I've heard this one a lot:
Isn't corn syrup okay because it comes from corn?
Saying that "high fructose corn syrup" is fine because it comes from corn... Is like saying that murder is okay because it is done by a human being.
I know I'm drawing a pretty crazy-sounding comparison, but just bare with me for a moment and see if you follow my reasoning.
Consider refined sugars and syrups. In general, any syrup that is mostly fructose with some glucose, is going to have the same effect on your body. It doesn't matter if it comes from agave roots, beet roots, sugar cane, tree sap or some other plant.
Sure, a given individual may react more or less to one of these, but... Consider: Beet sugar is more like cane sugar than beet sugar is like beets.
In the same way, how you process foods at home is also relevant. Take a fresh orange, for example. We can juice that orange, blend that orange into a smoothie, dehydrate the orange, freeze the orange, cook the orange or even microwave the orange if we so choose. All of these processes will decrease the amount of vitamin C you get from the orange, due to the oxidization. And, if you choose to juice the orange, you'll lose much of the calcium and all of the fiber.
If you cook the orange, you'll lose most or all of the enzyme content. If you dehydrate or freeze the orange, around 35% of the enzyme content will be lost. Much of the antioxidant content will also be lost.
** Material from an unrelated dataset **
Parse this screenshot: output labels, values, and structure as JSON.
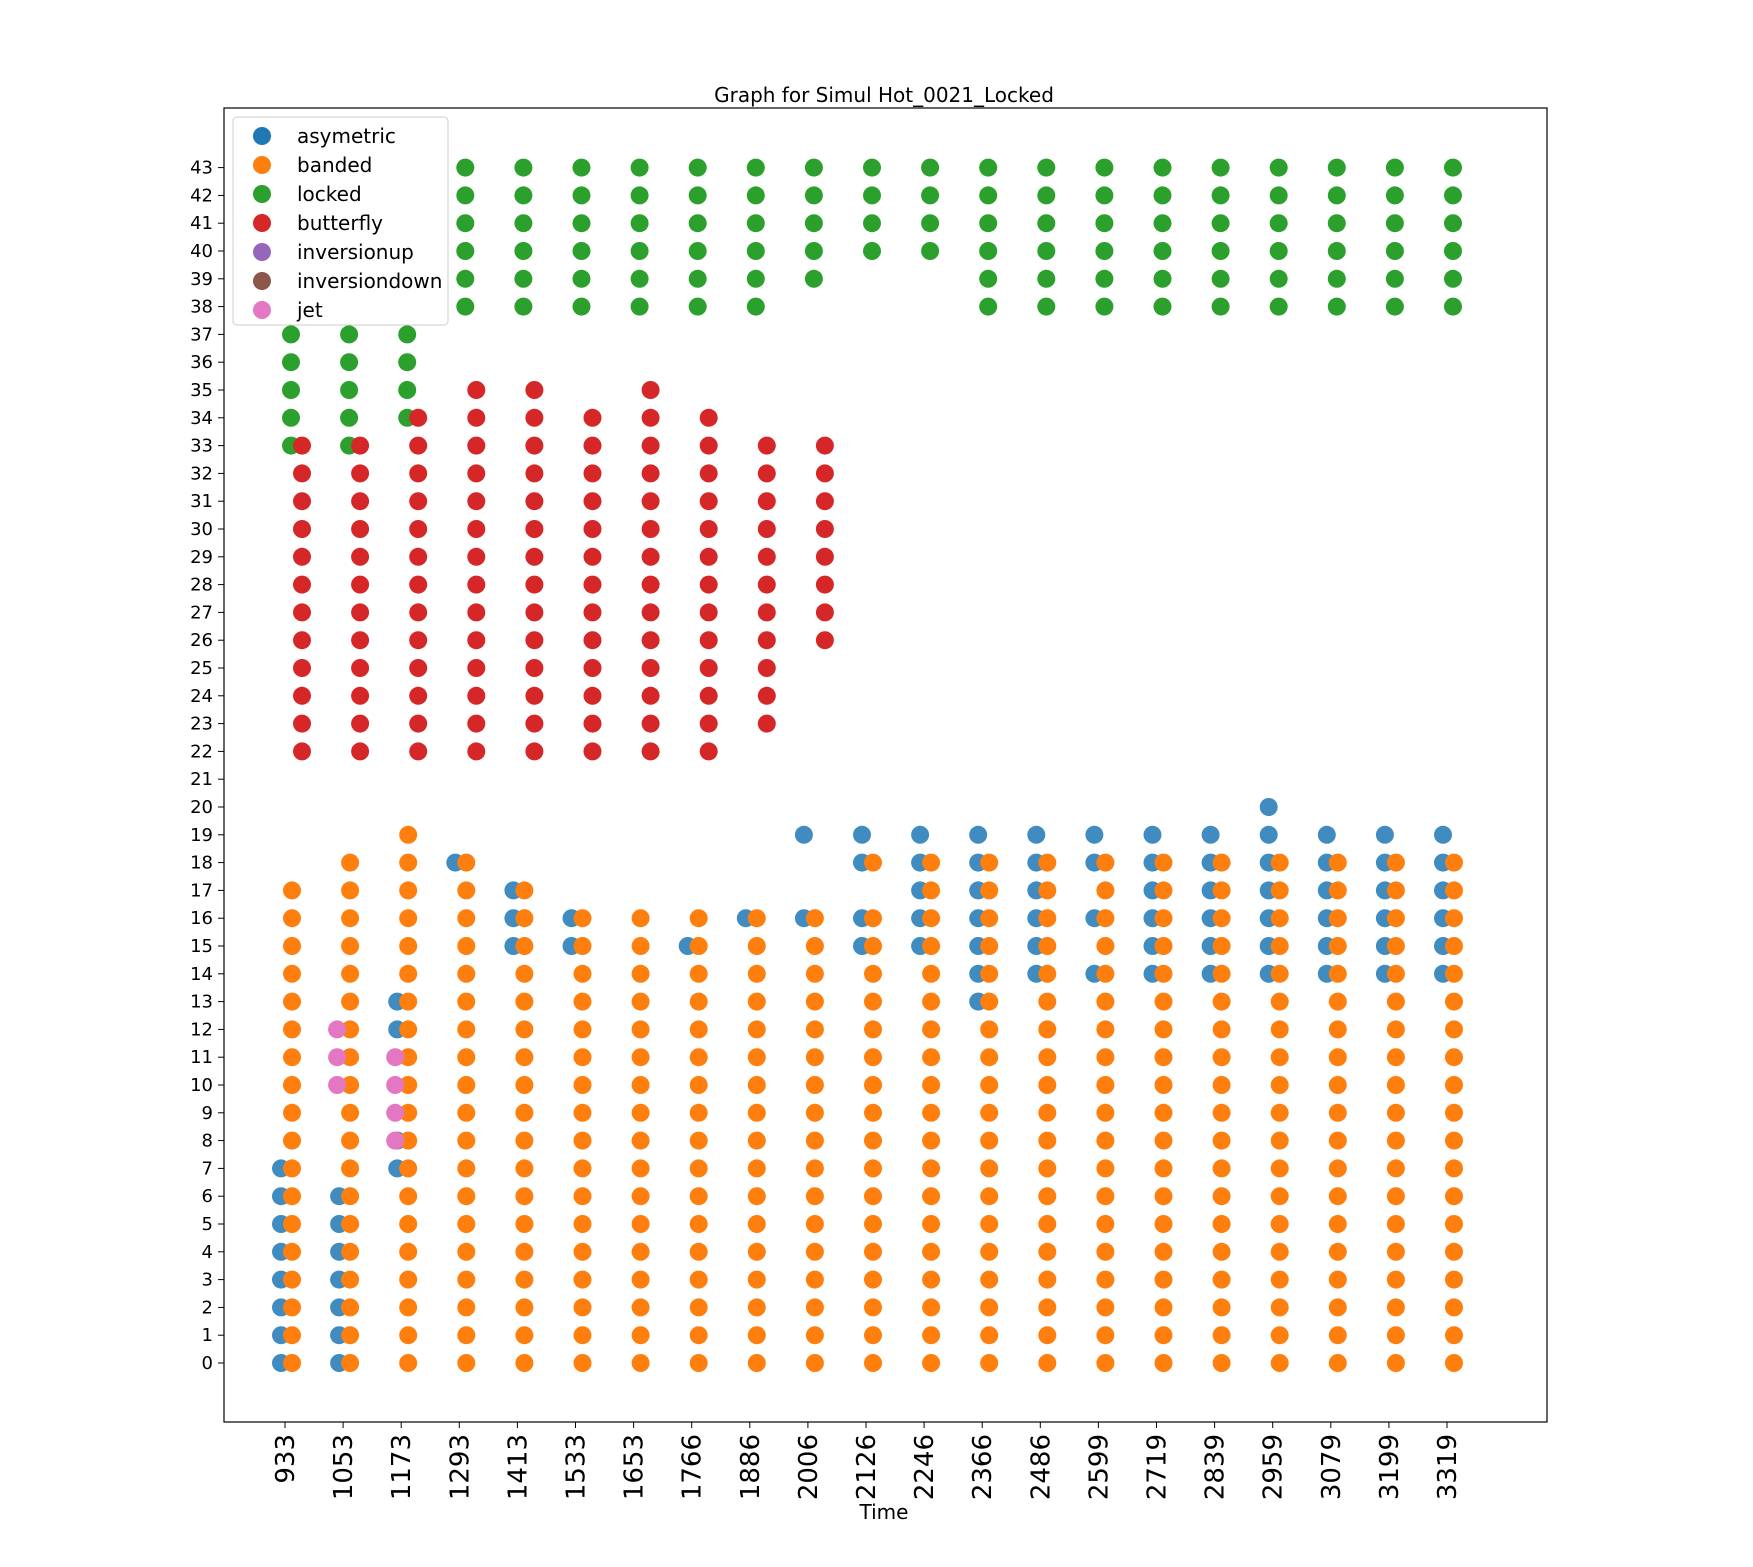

You could even juice the orange and then dehydrate the juice, thus removing both the fiber and the water. The result would be an orange concentrate powder that doesn't have much vitamin C, enzymes or calcium left. You may even accidentally ferment the orange in the process, and the bacteria will eat the sugar and turn it into various acids and gases (which will vary depending on the bacteria present).
In other words, in your very own kitchen, you can entirely transform a given food into something entirely different.
Other factors also change what a food is made of, starting with how its grown: Soil pH, bacteria present in soil, insects and worms present, animals present on land, other plants being grown nearby, fertilizers used or not used, seed quality and source, and harvesting method.
Then more factors affect the minerals, vitamins and enzymes present in a given food on its way to your kitchen: How it is transported, what it is stored in, how long it is stored, what temperature it is stored at, the level of moisture where it stored, what bacteria are present during this process, and whether it is exposed to light or not.
And then there could be any number of processes that happen if this food is being transformed into a "convenience" food. Hydrogenation, homogenization, dehydration, concentration... Sounds like I'm writing a new poem, doesn't it?
This isn't all to prove the raw foods are superior. On the contrary, this is to show that every single step of agriculture and food preparation has an impact on the food ultimately consumed. It's not just whether the food is cooked or not. Dehydration, fermentation, freezing, juicing and blending all have an impact as well. Instead of focusing on whether any of this is good or bad, I just wanted to share with you my realization...
What the original food is named doesn't tell you as much about what the food actually contains as all of the things that have happened in the process of bringing that food to the dining table.